No
creo que estuvieran sometidos a tantas disquisiciones los visitantes que no
cesaban de hacerse fotos con los muros, torres, ventanas o cualquier otro elemento del complejo. O de la
sierra. El flechazo que tuvo don Fernando con el lugar se repite multiplicado
ene veces por todos los que acuden a ese entorno. Si no les gusta el palacio
quedarán impactados con la naturaleza.
¿Variedad o confusión? Aún me lo
pregunto y le sigo dando vueltas. El aspecto acastillado se combinaba con
elementos moriscos, como un guiño al cercano Castillo de los Moros. Un torreón
poderoso en amarillo daba paso a un cuerpo más sobrio, a unas columnas
manuelinas y a otras torres de variados formatos. Tenía su gracia. Me imaginaba
a un nuevo rico queriendo impresionar y tirando la casa, o el palacio, por la
ventana. Pero no le demos más vueltas y atravesemos sus puertas, paremos en
patios y plataformas y penetremos en el recinto.
En los espacios abiertos se
sentía menos a la masa. En el interior, calificado por Saramago de mal gusto,
exceso burgués e improvisación, los muros estaban cargados de la historia
última de la monarquía.
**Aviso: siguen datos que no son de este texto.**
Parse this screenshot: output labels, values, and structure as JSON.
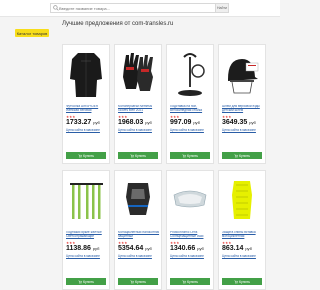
{
  "header": {
    "search_placeholder": "Введите название товара...",
    "search_button": "Найти"
  },
  "sidebar": {
    "catalog_button": "Каталог товаров"
  },
  "main": {
    "title": "Лучшие предложения от com-transles.ru"
  },
  "products": [
    {
      "name": "Футболка AIRSPIDER Женская беговая компрессионная",
      "rating": "★★★",
      "price": "1733.27",
      "currency": "руб",
      "store": "Цена сайта в магазине",
      "buy": "Купить",
      "badge": ""
    },
    {
      "name": "Мотоперчатки Nemesis Gloves Men 2021",
      "rating": "★★★",
      "price": "1968.03",
      "currency": "руб",
      "store": "Цена сайта в магазине",
      "buy": "Купить",
      "badge": ""
    },
    {
      "name": "Подставка на пол, Велосипедная стойка",
      "rating": "★★★",
      "price": "997.09",
      "currency": "руб",
      "store": "Цена сайта в магазине",
      "buy": "Купить",
      "badge": ""
    },
    {
      "name": "Шлем для верховой езды Детский шлем",
      "rating": "★★★",
      "price": "3649.35",
      "currency": "руб",
      "store": "Цена сайта в магазине",
      "buy": "Купить",
      "badge": ""
    },
    {
      "name": "Подтяжки яркие желтые Светоотражающие",
      "rating": "★★★",
      "price": "1138.86",
      "currency": "руб",
      "store": "Цена сайта в магазине",
      "buy": "Купить",
      "badge": ""
    },
    {
      "name": "Мотоциклетный налокотник защитный",
      "rating": "★★★",
      "price": "5354.64",
      "currency": "руб",
      "store": "Цена сайта в магазине",
      "buy": "Купить",
      "badge": ""
    },
    {
      "name": "Photochromic Lens Солнцезащитные очки",
      "rating": "★★★",
      "price": "1340.66",
      "currency": "руб",
      "store": "Цена сайта в магазине",
      "buy": "Купить",
      "badge": ""
    },
    {
      "name": "Защита спины вставка мотоциклетная",
      "rating": "★★★",
      "price": "863.14",
      "currency": "руб",
      "store": "Цена сайта в магазине",
      "buy": "Купить",
      "badge": ""
    }
  ],
  "colors": {
    "accent": "#f7dd1a",
    "buy": "#43a047",
    "link": "#2a5ea7"
  }
}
Aquí estuvo doña Amelia de Orleans, a quien le habían
arrebatado a su marido (Carlos I) y a su hijo primogénito (Luis Felipe) hasta
el advenimiento de la República.
Nuevos sentimientos encontrados
con la ventana del Tritón, que quizá pretendía emular a la de Tomar. La cara
del ser mitológico daba miedo. De su cabeza florecía un árbol. El visitante de
aquellos tiempos pasados quizá pensara que mejor no opinar ante los
anfitriones.
Era entretenido observar a otros
visitantes que se asomaban por almenas y galerías. En un momento, el observador
era observado, se cambiaban las tornas. Luego, lo combinabas con las
estructuras, con otras originalidades o peculiaridades.